All the reverence and ritualistic error-checking I witnessed in the Conservative Jewish service reminded me of the way DNA is copied and read in the organic cell. Much like the Torah, the DNA of the cell is spooled out at the proper place and then carefully read (a complementary string of RNA is molded along the DNA template, in the presence of certain error-correcting and DNA-preserving enzymes). Then this RNA is taken out into the cell and used as the directions for the building of proteins until the cell considers it too old to be useful. Much like Jewish rituals, DNA represents a paradigm of chemical rituals that has been successful at its job for a very long time. Until witnessing today's information integrity rituals, I'd thought of Judaism mostly as a set of neurotic hangups focused on a chakra that doesn't normally concern the faithful - the stomach. (Thinking this had, of course, led me to appreciate the importance of food and hygiene in the environment that molded the rituals of the early Jews.)

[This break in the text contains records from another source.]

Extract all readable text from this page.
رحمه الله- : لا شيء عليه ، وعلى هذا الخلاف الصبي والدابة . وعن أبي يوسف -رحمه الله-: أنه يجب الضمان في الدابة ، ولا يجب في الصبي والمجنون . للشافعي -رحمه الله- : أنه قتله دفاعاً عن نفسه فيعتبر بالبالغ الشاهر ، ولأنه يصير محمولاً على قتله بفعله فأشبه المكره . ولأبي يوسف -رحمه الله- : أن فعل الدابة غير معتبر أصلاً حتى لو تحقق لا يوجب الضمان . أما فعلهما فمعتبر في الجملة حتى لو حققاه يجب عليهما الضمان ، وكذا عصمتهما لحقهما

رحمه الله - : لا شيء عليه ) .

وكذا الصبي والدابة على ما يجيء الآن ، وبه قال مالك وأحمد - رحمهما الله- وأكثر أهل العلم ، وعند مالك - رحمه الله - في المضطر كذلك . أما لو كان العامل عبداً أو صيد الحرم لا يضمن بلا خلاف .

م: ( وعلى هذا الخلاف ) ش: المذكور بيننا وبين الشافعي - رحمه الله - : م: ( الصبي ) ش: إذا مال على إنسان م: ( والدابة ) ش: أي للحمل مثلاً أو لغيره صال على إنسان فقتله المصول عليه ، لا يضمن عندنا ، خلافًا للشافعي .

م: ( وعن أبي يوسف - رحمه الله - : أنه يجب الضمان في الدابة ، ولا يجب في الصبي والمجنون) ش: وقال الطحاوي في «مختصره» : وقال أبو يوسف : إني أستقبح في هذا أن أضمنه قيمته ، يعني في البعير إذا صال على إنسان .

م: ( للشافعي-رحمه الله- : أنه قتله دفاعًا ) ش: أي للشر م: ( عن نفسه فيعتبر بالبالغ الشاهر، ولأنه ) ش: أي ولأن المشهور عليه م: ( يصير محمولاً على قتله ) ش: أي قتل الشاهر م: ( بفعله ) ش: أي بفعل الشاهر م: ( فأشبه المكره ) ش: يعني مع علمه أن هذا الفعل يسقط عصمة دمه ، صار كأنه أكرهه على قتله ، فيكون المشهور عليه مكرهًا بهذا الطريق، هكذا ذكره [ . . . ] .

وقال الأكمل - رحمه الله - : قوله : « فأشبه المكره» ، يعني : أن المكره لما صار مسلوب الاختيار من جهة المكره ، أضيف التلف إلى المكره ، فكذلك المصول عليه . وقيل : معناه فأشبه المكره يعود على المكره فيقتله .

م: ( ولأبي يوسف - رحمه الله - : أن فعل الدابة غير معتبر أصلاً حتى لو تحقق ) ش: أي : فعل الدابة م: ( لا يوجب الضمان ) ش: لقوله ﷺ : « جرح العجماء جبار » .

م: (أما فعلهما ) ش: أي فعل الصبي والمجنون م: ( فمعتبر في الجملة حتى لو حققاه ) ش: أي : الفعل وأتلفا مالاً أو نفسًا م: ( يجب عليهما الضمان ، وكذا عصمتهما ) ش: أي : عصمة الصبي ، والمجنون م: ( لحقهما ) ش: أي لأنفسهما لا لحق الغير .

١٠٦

After I was done being intrigued by the rituals of the Torah, I quickly grew restless with the endless Hebrew melodies and prayers. It went on for at least an hour beyond my saturation point. At one point I turned to Gretchen and told her I would never bear going to services, I would have to kill myself. Indeed, I think I will never go to another one ever again, at least not a Jewish or Christian one. I'll try anything once, and I've tried both of those now.

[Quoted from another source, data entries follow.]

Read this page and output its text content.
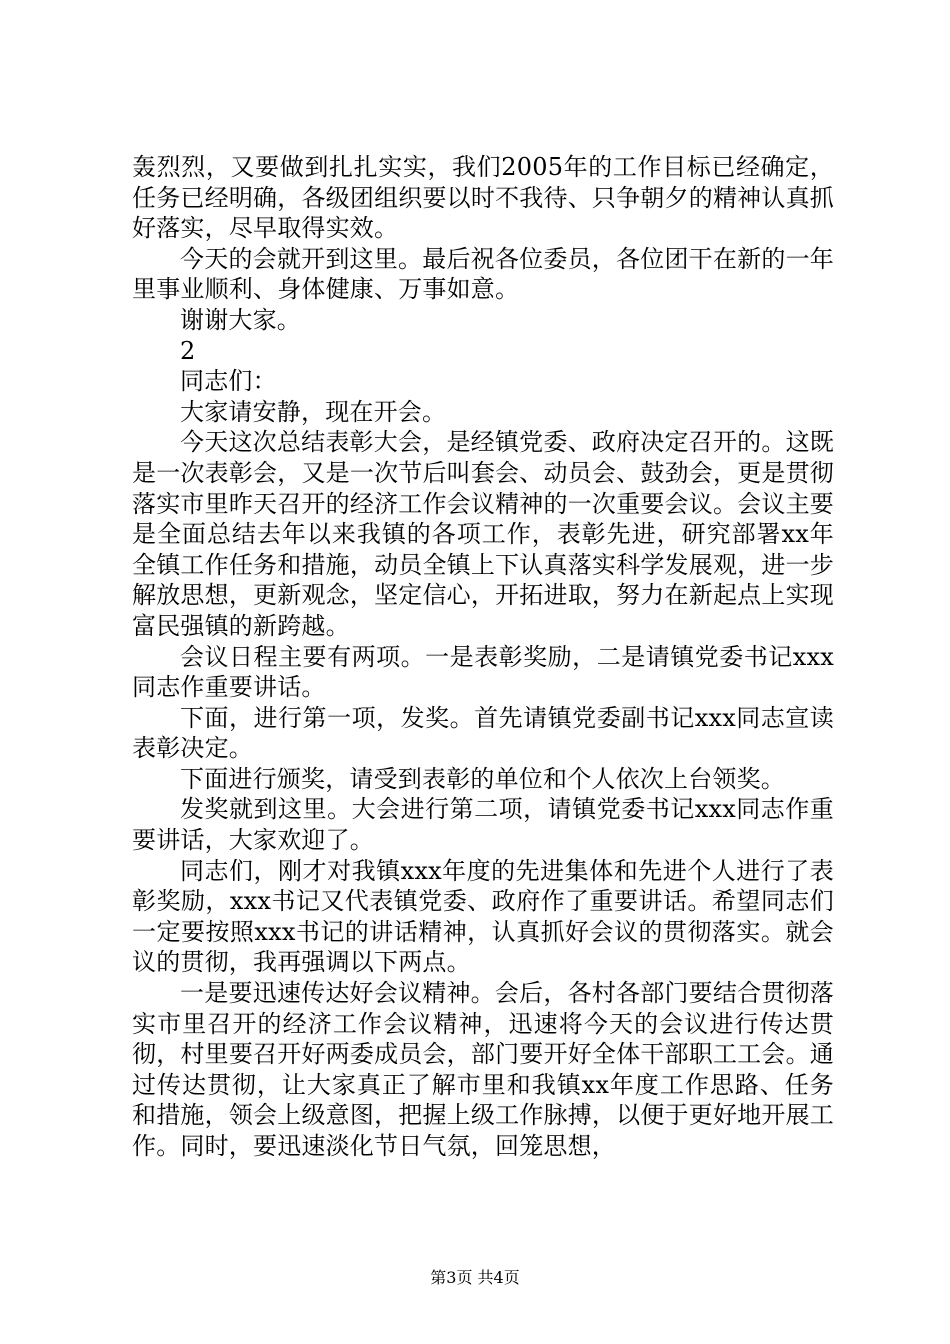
轰烈烈，又要做到扎扎实实，我们2005年的工作目标已经确定，任务已经明确，各级团组织要以时不我待、只争朝夕的精神认真抓好落实，尽早取得实效。

今天的会就开到这里。最后祝各位委员，各位团干在新的一年里事业顺利、身体健康、万事如意。

谢谢大家。

2

同志们：

大家请安静，现在开会。

今天这次总结表彰大会，是经镇党委、政府决定召开的。这既是一次表彰会，又是一次节后叫套会、动员会、鼓劲会，更是贯彻落实市里昨天召开的经济工作会议精神的一次重要会议。会议主要是全面总结去年以来我镇的各项工作，表彰先进，研究部署xx年全镇工作任务和措施，动员全镇上下认真落实科学发展观，进一步解放思想，更新观念，坚定信心，开拓进取，努力在新起点上实现富民强镇的新跨越。

会议日程主要有两项。一是表彰奖励，二是请镇党委书记xxx同志作重要讲话。

下面，进行第一项，发奖。首先请镇党委副书记xxx同志宣读表彰决定。

下面进行颁奖，请受到表彰的单位和个人依次上台领奖。

发奖就到这里。大会进行第二项，请镇党委书记xxx同志作重要讲话，大家欢迎了。

同志们，刚才对我镇xxx年度的先进集体和先进个人进行了表彰奖励，xxx书记又代表镇党委、政府作了重要讲话。希望同志们一定要按照xxx书记的讲话精神，认真抓好会议的贯彻落实。就会议的贯彻，我再强调以下两点。

一是要迅速传达好会议精神。会后，各村各部门要结合贯彻落实市里召开的经济工作会议精神，迅速将今天的会议进行传达贯彻，村里要召开好两委成员会，部门要开好全体干部职工工会。通过传达贯彻，让大家真正了解市里和我镇xx年度工作思路、任务和措施，领会上级意图，把握上级工作脉搏，以便于更好地开展工作。同时，要迅速淡化节日气氛，回笼思想，

第3页 共4页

In the evening, Gretchen's parents threw a massive "Wedding Rehearsal Dinner" at their house. The food was catered and kosher, and most everybody who was anybody to the family managed to attend. Gretchen, who had been forbidden from making the official wedding cake for extremist rabbi-dictated kosher reasons, had made the rehearsal dinner wedding cake instead. It was a complicated cake, with several different raspberry fillings between layers. Some of the layers had been made by slicing thicker layers in half with a thin wire.
At one point, Gretchen and I were milling around exchanging bland pleasantries with the others when suddenly Gretchen went crazy with excitement at the arrival of someone, her 90 year old Great Aunt Helen. We'd been told Helen was too sickly to fly from California, but in the end she couldn't bear to miss this important family event. Gretchen had told me a lot about her wacky, provincial Great Aunt Helen, but the thing that had most struck me was Gretchen's imitation of Helen's heavy, time-worn Brooklyn accent. In the flesh, though, Helen's accent wasn't nearly as hilarious as Gretchen's imitation. What impressed me most about Helen was how spry and spunky she was. She spent most of the evening trying to wrest her Scotch on the rocks back from her daughters Linda and Sue, who had taken it away from her out of concern for her health.
There's not really much to say about these sort of dinners, since by their very nature nothing too crazy can happen at them. I was on my best behavior, talking pleasantly to people as they were introduced and hitting the wine only lightly. I only drank three glasses tonight.


Gretchen and me.


Gretchen's cake, still serving as a functional Al Qa'ida base.


Gretchen's cake, having been hit by a series of cluster bombs.


Dina with Gretchen's cake, just after it was hit by a Tomahawk Cruise Missile.


Gretchen and her Great Aunt Helen and Helen's daughter Sue.